Bahkan, dia melanjutkan, salah satu pakar dari Universitas Gadjah Mada (UGM) mengoreksi bahwa 100 persen kebakaran diakibatkan oleh manusia karena kondisi lahan di Indonesia berbeda dengan negara lain yang memungkinkan terjadi kebakaran akibat gesekan daun dan pohon seperti pinus. Terbukti, dia melanjutkan, 80 persen lahan yang terbakar itu pada akhirnya menjadi kebun.

Ia membandingkan karhutla yang terjadi mulai 2015 sampai 2019, ternyata cuaca memberikan pengaruh yang sangat signifikan.
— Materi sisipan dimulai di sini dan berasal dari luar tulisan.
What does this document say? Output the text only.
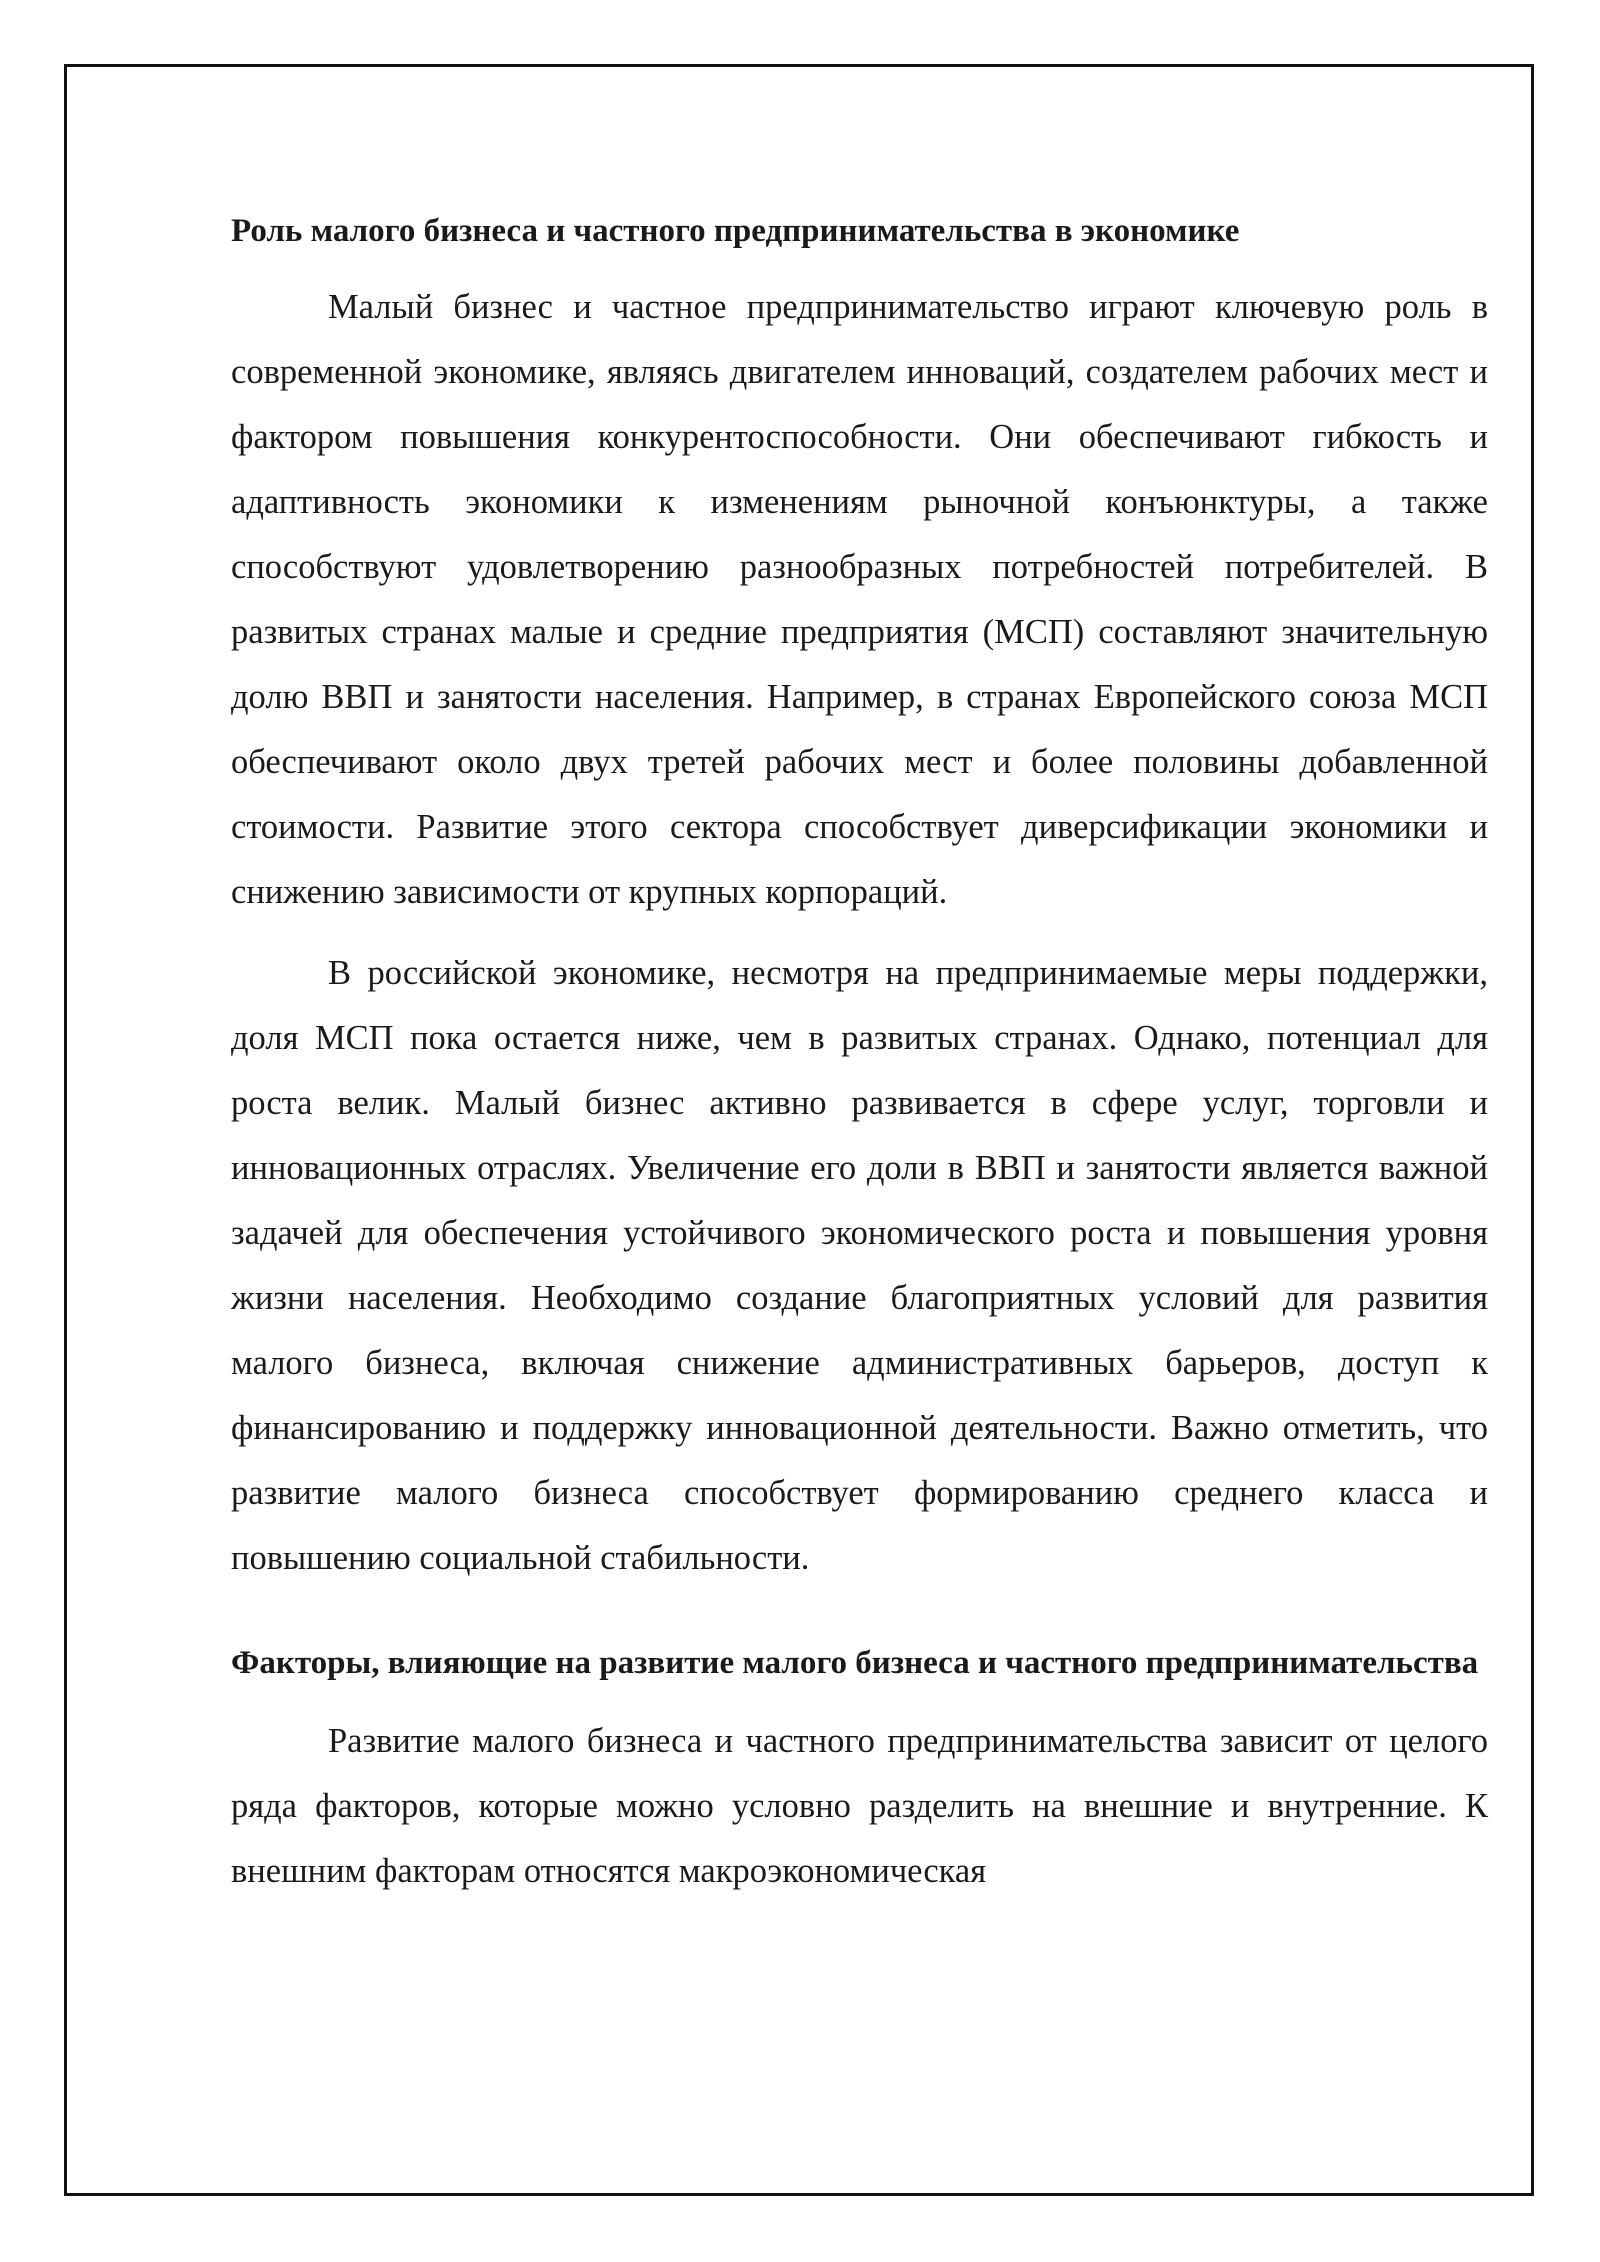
Роль малого бизнеса и частного предпринимательства в экономике

Малый бизнес и частное предпринимательство играют ключевую роль в современной экономике, являясь двигателем инноваций, создателем рабочих мест и фактором повышения конкурентоспособности. Они обеспечивают гибкость и адаптивность экономики к изменениям рыночной конъюнктуры, а также способствуют удовлетворению разнообразных потребностей потребителей. В развитых странах малые и средние предприятия (МСП) составляют значительную долю ВВП и занятости населения. Например, в странах Европейского союза МСП обеспечивают около двух третей рабочих мест и более половины добавленной стоимости. Развитие этого сектора способствует диверсификации экономики и снижению зависимости от крупных корпораций.

В российской экономике, несмотря на предпринимаемые меры поддержки, доля МСП пока остается ниже, чем в развитых странах. Однако, потенциал для роста велик. Малый бизнес активно развивается в сфере услуг, торговли и инновационных отраслях. Увеличение его доли в ВВП и занятости является важной задачей для обеспечения устойчивого экономического роста и повышения уровня жизни населения. Необходимо создание благоприятных условий для развития малого бизнеса, включая снижение административных барьеров, доступ к финансированию и поддержку инновационной деятельности. Важно отметить, что развитие малого бизнеса способствует формированию среднего класса и повышению социальной стабильности.

Факторы, влияющие на развитие малого бизнеса и частного предпринимательства

Развитие малого бизнеса и частного предпринимательства зависит от целого ряда факторов, которые можно условно разделить на внешние и внутренние. К внешним факторам относятся макроэкономическая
Ia menyebutkan jika lahan yang terbakar selama 2015 lalu seluas 2,6 juta hektare area maka 2019 lebih kecil yaitu 1,9 juta hektare area. Jumlah titik api karhutla yang terjadi di 2015 versus 2019, dia melanjutkan, tidak berbeda.

"Kerugian ekonomi akibat karhutla 2015 mencapai 16,1 miliar dolar AS sedangkan kerugian ekonomi karhutla 2019 berdasarkan data World Bank yang dikeluarkan Kemenkeu mencapai 5,2 miliar dolar AS," ujarnya.

Ia menjelaskan, ketika terjadi kemarau basah maka luas lahan yang terbakar menjadi kecil tetapi ketika terjadi kemarau panjang mengakibatkan banyaknya kebakaran.

Padahal, dia melanjutkan, karhutla terjadi di lahan gambut yang kedalamannya bisa lebih dari 30 meter.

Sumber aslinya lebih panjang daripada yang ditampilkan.